Abu Amara worstelt met het nadenken over het nieuws en voelt zich gevangen tussen rouw en angst voor verdere escalatie. Hij wordt achtervolgd door nachtmerries waarin hij het lot van zijn geliefden in Gaza ziet: honger, machteloosheid en dehumanisering in wat hij beschrijft als bijna concentratiekampachtige omstandigheden. Gaza, dat ongeveer twee keer zo groot is als Texel, is overbevolkt en raakt in een kritieke hongersnood. Abu Amara spreekt over etnische zuivering en migratieplannen die erop gericht zijn de Palestijnen te verdrijven naar derde landen.
Hij communiceert regelmatig met zijn neef Abdullah, een man in de zestig die ondanks de gevaarlijke situatie kilometers loopt om zijn gezin te voeden. De onzekerheid of hij ooit terugkeert, weegt zwaar. Abu Amara ervaart diepe teleurstelling over de traagheid en lichte reactie van de Nederlandse overheid, die recentelijk pas minimale maatregelen tegen Israël nam. Hij noemt dat onvoldoende en constateert een breuk met Nederland, dat hij noemt “moreel dom,” vooral in vergelijking met andere Europese landen die wel actie ondernemen, zoals het erkennen van de Palestijnse staat en het leveren van hulp aan Gaza.

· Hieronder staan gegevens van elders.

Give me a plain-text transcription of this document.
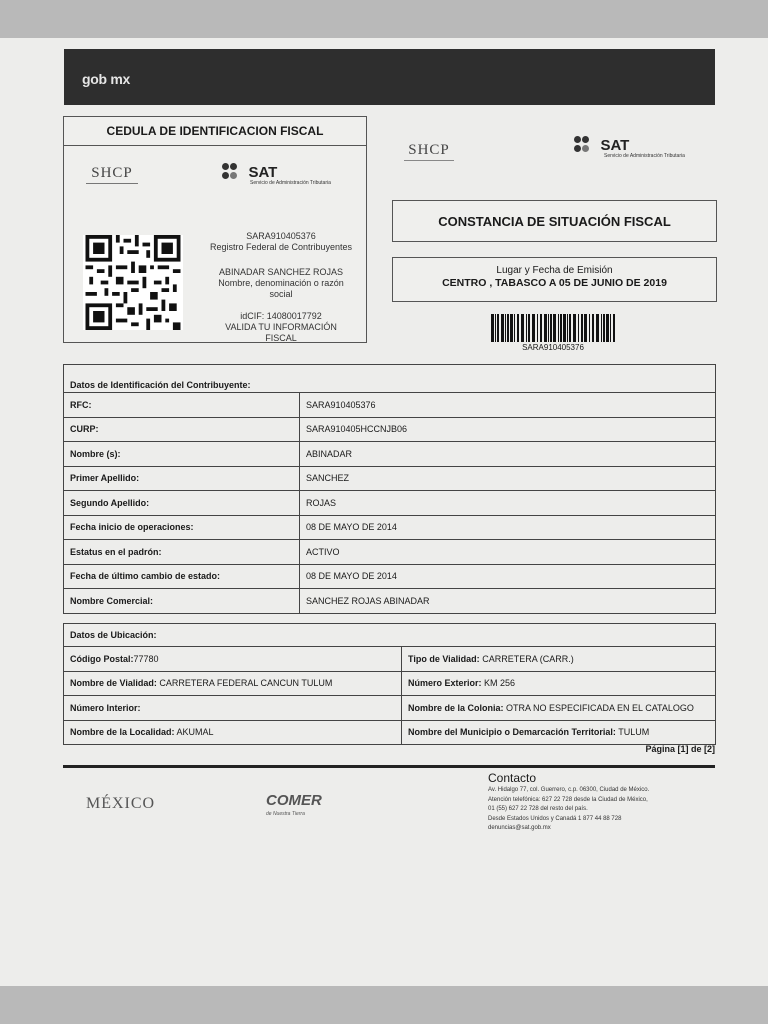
gob mx
CEDULA DE IDENTIFICACION FISCAL
SHCP	SAT
Servicio de Administración Tributaria
SARA910405376
Registro Federal de Contribuyentes
ABINADAR SANCHEZ ROJAS
Nombre, denominación o razón
social
idCIF: 14080017792
VALIDA TU INFORMACIÓN
FISCAL
SHCP	SAT
Servicio de Administración Tributaria
CONSTANCIA DE SITUACIÓN FISCAL
Lugar y Fecha de Emisión
CENTRO , TABASCO A 05 DE JUNIO DE 2019
SARA910405376
Datos de Identificación del Contribuyente:	
RFC:	SARA910405376
CURP:	SARA910405HCCNJB06
Nombre (s):	ABINADAR
Primer Apellido:	SANCHEZ
Segundo Apellido:	ROJAS
Fecha inicio de operaciones:	08 DE MAYO DE 2014
Estatus en el padrón:	ACTIVO
Fecha de último cambio de estado:	08 DE MAYO DE 2014
Nombre Comercial:	SANCHEZ ROJAS ABINADAR
Datos de Ubicación:	
Código Postal:77780	Tipo de Vialidad: CARRETERA (CARR.)
Nombre de Vialidad: CARRETERA FEDERAL CANCUN TULUM	Número Exterior: KM 256
Número Interior:	Nombre de la Colonia: OTRA NO ESPECIFICADA EN EL CATALOGO
Nombre de la Localidad: AKUMAL	Nombre del Municipio o Demarcación Territorial: TULUM
Página [1] de [2]
MÉXICO	COMER
de Nuestra Tierra
Contacto
Av. Hidalgo 77, col. Guerrero, c.p. 06300, Ciudad de México.
Atención telefónica: 627 22 728 desde la Ciudad de México,
01 (55) 627 22 728 del resto del país.
Desde Estados Unidos y Canadá 1 877 44 88 728
denuncias@sat.gob.mx
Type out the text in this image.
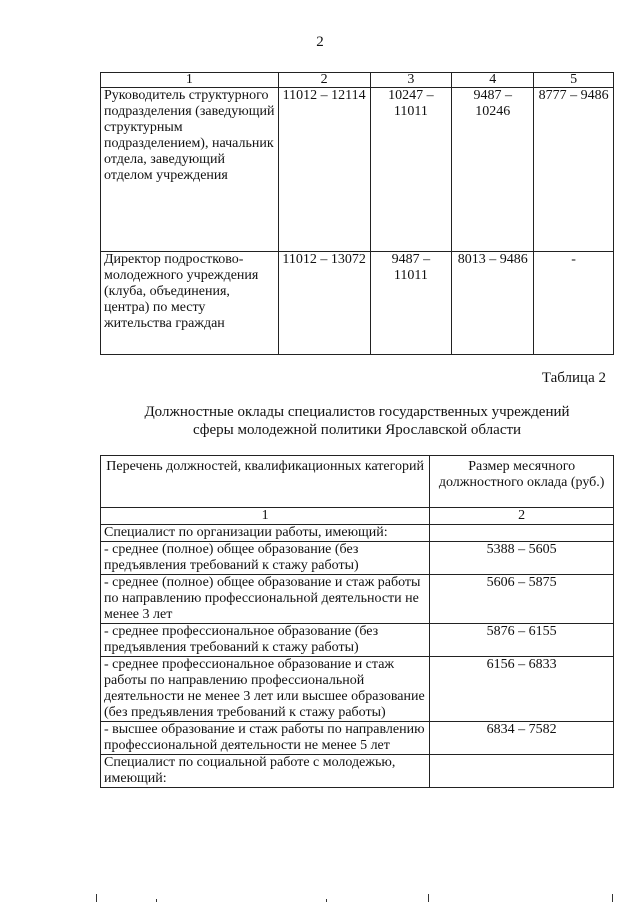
2
1	2	3	4	5
Руководитель структурного подразделения (заведующий структурным подразделением), начальник отдела, заведующий отделом учреждения	11012 – 12114	10247 – 11011	9487 – 10246	8777 – 9486
Директор подростково-молодежного учреждения (клуба, объединения, центра) по месту жительства граждан	11012 – 13072	9487 – 11011	8013 – 9486	-
Таблица 2
Должностные оклады специалистов государственных учреждений
сферы молодежной политики Ярославской области
Перечень должностей, квалификационных категорий	Размер месячного должностного оклада (руб.)
1	2
Специалист по организации работы, имеющий:	
- среднее (полное) общее образование (без предъявления требований к стажу работы)	5388 – 5605
- среднее (полное) общее образование и стаж работы по направлению профессиональной деятельности не менее 3 лет	5606 – 5875
- среднее профессиональное образование (без предъявления требований к стажу работы)	5876 – 6155
- среднее профессиональное образование и стаж работы по направлению профессиональной деятельности не менее 3 лет или высшее образование (без предъявления требований к стажу работы)	6156 – 6833
- высшее образование и стаж работы по направлению профессиональной деятельности не менее 5 лет	6834 – 7582
Специалист по социальной работе с молодежью, имеющий:	
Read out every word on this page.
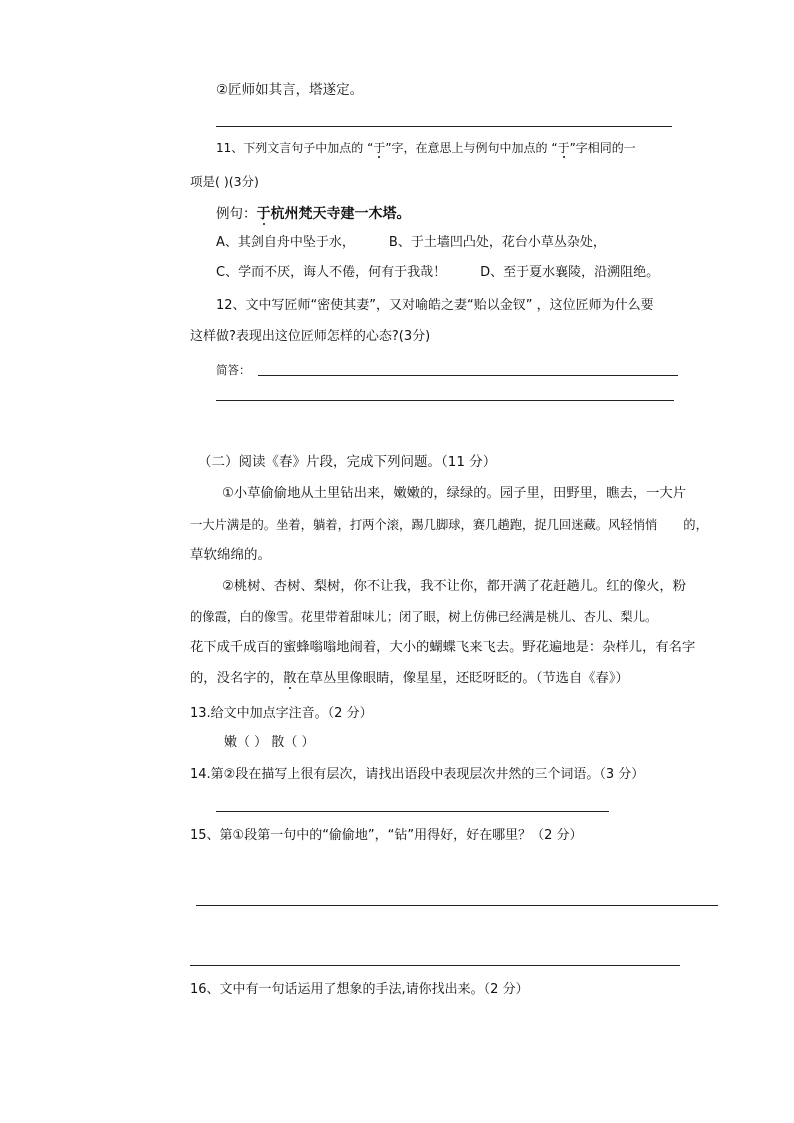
②匠师如其言，塔遂定。
11、下列文言句子中加点的 “于”字，在意思上与例句中加点的 “于”字相同的一
项是( )(3分)
例句：于杭州梵天寺建一木塔。
A、其剑自舟中坠于水，	B、于土墙凹凸处，花台小草丛杂处，
C、学而不厌，诲人不倦，何有于我哉！	D、至于夏水襄陵，沿溯阻绝。
12、文中写匠师“密使其妻”，又对喻皓之妻“贻以金钗” ，这位匠师为什么要
这样做?表现出这位匠师怎样的心态?(3分)
简答：
（二）阅读《春》片段，完成下列问题。（11 分）
①小草偷偷地从土里钻出来，嫩嫩的，绿绿的。园子里，田野里，瞧去，一大片
一大片满是的。坐着，躺着，打两个滚，踢几脚球，赛几趟跑，捉几回迷藏。风轻悄悄 的，
草软绵绵的。
②桃树、杏树、梨树，你不让我，我不让你，都开满了花赶趟儿。红的像火，粉
的像霞，白的像雪。花里带着甜味儿；闭了眼，树上仿佛已经满是桃儿、杏儿、梨儿。
花下成千成百的蜜蜂嗡嗡地闹着，大小的蝴蝶飞来飞去。野花遍地是：杂样儿，有名字
的，没名字的，散在草丛里像眼睛，像星星，还眨呀眨的。（节选自《春》）
13.给文中加点字注音。（2 分）
嫩（ ） 散（ ）
14.第②段在描写上很有层次，请找出语段中表现层次井然的三个词语。（3 分）
15、第①段第一句中的“偷偷地”，“钻”用得好，好在哪里？（2 分）
16、文中有一句话运用了想象的手法,请你找出来。（2 分）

Abu Amara benadrukt dat de huidige situatie een genocide is die door media en politiek wordt ontkend, wat volgens hem de deur opent voor voortdurende geweldpleging tegen Palestijnen. Zijn getuigenis vormt een indringend inzicht in de persoonlijke impact van het conflict en de roep om krachtiger internationale interventie.